A year and a few days ago, my family and I arrived in Tel Aviv for a brief visit. It was our fourth trip to Israel in something like 30 months — we were going so often that it felt like we were actually keeping up with friends and loved ones, watching kids grow, finishing conversations.
In the meantime, though, we have made no plans for our next visit. This is odd.
I don’t think I’ve ever gone more than 12 months without being in Israel during our entire 11 years in America. I’m always in a state of decompressing from the last jaunt, or gearing up for the next.
At first, we knew we’d be going back permanently, in time for our first-born to start kindergarten. Then in 2002, my husband and I admitted to each other that the Israeli response to the al-Aksa intifada meant we didn’t actually want to raise our children in Israel, unless and until something changed — peace and justice were, I think, what we had in mind.
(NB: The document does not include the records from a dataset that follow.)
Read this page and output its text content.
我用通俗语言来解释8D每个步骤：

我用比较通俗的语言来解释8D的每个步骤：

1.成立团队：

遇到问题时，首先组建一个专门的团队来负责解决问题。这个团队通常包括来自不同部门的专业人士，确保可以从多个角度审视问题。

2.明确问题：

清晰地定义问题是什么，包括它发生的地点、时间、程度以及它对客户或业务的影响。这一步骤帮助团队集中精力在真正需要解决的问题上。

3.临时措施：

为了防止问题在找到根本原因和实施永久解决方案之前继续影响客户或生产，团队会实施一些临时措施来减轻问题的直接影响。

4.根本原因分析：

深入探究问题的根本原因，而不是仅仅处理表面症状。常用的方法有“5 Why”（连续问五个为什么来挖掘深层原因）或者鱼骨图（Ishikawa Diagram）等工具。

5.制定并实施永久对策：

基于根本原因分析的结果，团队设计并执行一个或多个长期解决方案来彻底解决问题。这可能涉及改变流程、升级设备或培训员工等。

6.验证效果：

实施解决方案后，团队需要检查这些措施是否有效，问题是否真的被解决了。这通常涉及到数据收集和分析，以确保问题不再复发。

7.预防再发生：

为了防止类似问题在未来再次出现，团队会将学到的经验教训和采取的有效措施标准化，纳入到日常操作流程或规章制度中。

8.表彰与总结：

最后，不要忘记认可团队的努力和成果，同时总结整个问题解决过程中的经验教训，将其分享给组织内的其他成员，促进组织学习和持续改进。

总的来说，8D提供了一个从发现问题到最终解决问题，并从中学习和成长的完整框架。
As I said in an earlier post, this was an excruciating decision for me, one I’ve mentally kicked at and picked apart ever since. I spent the next four years essentially apologizing to my Israeli friends for not being there, and reiterating, ad infinitum (probably ad nauseam), how much I loved and missed it — a thing which, while entirely true, probably did not endear me to those who lived there and could have reasonably wondered why I didn’t move back, if I living elsewhere gave me a literal, physical ache. I took to referring to the “gentle exile of American suburbia,” and remarked (again, probably too often) that though we had built a good life, I never felt fully alive except when at home. In Israel.
Cut to, where are we now, 2006? The Second War in Lebanon, and the military operation in Gaza which left hundreds dead and flattened Gaza’s one power plant along with much of the rest of the Strip’s infrastructure — all in response to the Palestinian capture of an on-duty soldier, which came in retaliation for the almost entirely unreported Israeli kidnapping of suspected Hamas members from their Gaza home the day before.
Something in me snapped. Having actively advocated for a two-state solution for years, having apparently hoped in some corner of my heart that we would one day return, I began to back away. I told people I had given up hope. (Well, I told some people. I didn’t tell my friends in Israel, but I did tell them that I would stop bending their ear about my own internal turmoil. They smiled fondly, for they are very good friends).
And then: This winter. The absolutely unnecessary, unforgiveable, full-frontal war in Gaza in which rather than try to deal rationally with the undeniable wrong of rocket attacks on its cities, Israel decided to subject an entire population — that it was already keeping in what amounted to an open-air jail — to a landscape-flattening assault that killed and maimed and destroyed and wrecked horrible havoc for three weeks. And registered an 80-90% approval rate from the Israeli people.
What I thought had snapped in me in 2006, essentially just snapped right off. Hope – gone. Dead. Buried. Faith? Nope. I no longer listen to Israeli radio all day long on my computer, I no longer subscribe to the print version of the peerless Haaretz, and I don’t have any real desire to go back. Ever. If I could fly my friends here on a monthly basis, I would never have need to go there again. Or so I feel today.
This, in the life of someone whose academic and professional pursuits have always focused on the conflict, is not a good thing. In the life of someone who moved to Israel as a young woman and discovered it to be her home in ways entirely inexplicable, it is surpassingly strange. I do not want to read, write, or talk about Israel, and yet I do so, all the time. Indeed, I will be teaching a course this fall on American involvement in the peace process, and just the notion of pulling together a reading list has me in knots.
Why do I indulge myself this way and tell you all of this? Because it seems to me that I should be writing about Israel and Palestine more. That I owe that to the Israeli peace movement, and to the Palestinian people, and to the home that — in spite of everything I just wrote — is home.
But first, I needed to get this out of my system. Get it said, and admitted to. It’s very hard to advocate for a solution (two-states) that I no longer entirely believe to be possible — especially as I believe my own people carry the lion’s share — an entire pride of lions’ share — of the blame for its receeding possibility. Every new stone laid in settlement of the West Bank, every Palestinian denied the right to leave Gaza, every drop of blood spilled, every single effort to hold on to the occupation in the face of law or common sense — each of these pushes peace and security farther away, and at a certain point, we may simply pass the point of no return. Some people believe we already have.
But I am going to try to throw my voice back into the roar. “All I have,” to quote Auden, “is a voice/To undo the folded lie… There is no such thing as the State/And no one exists alone;/ Hunger allows no choice/ To the citizen or the police; / We must love one another or die.”
Starting tomorrow, I’m going to try to start again. Sometimes though, it just hurts.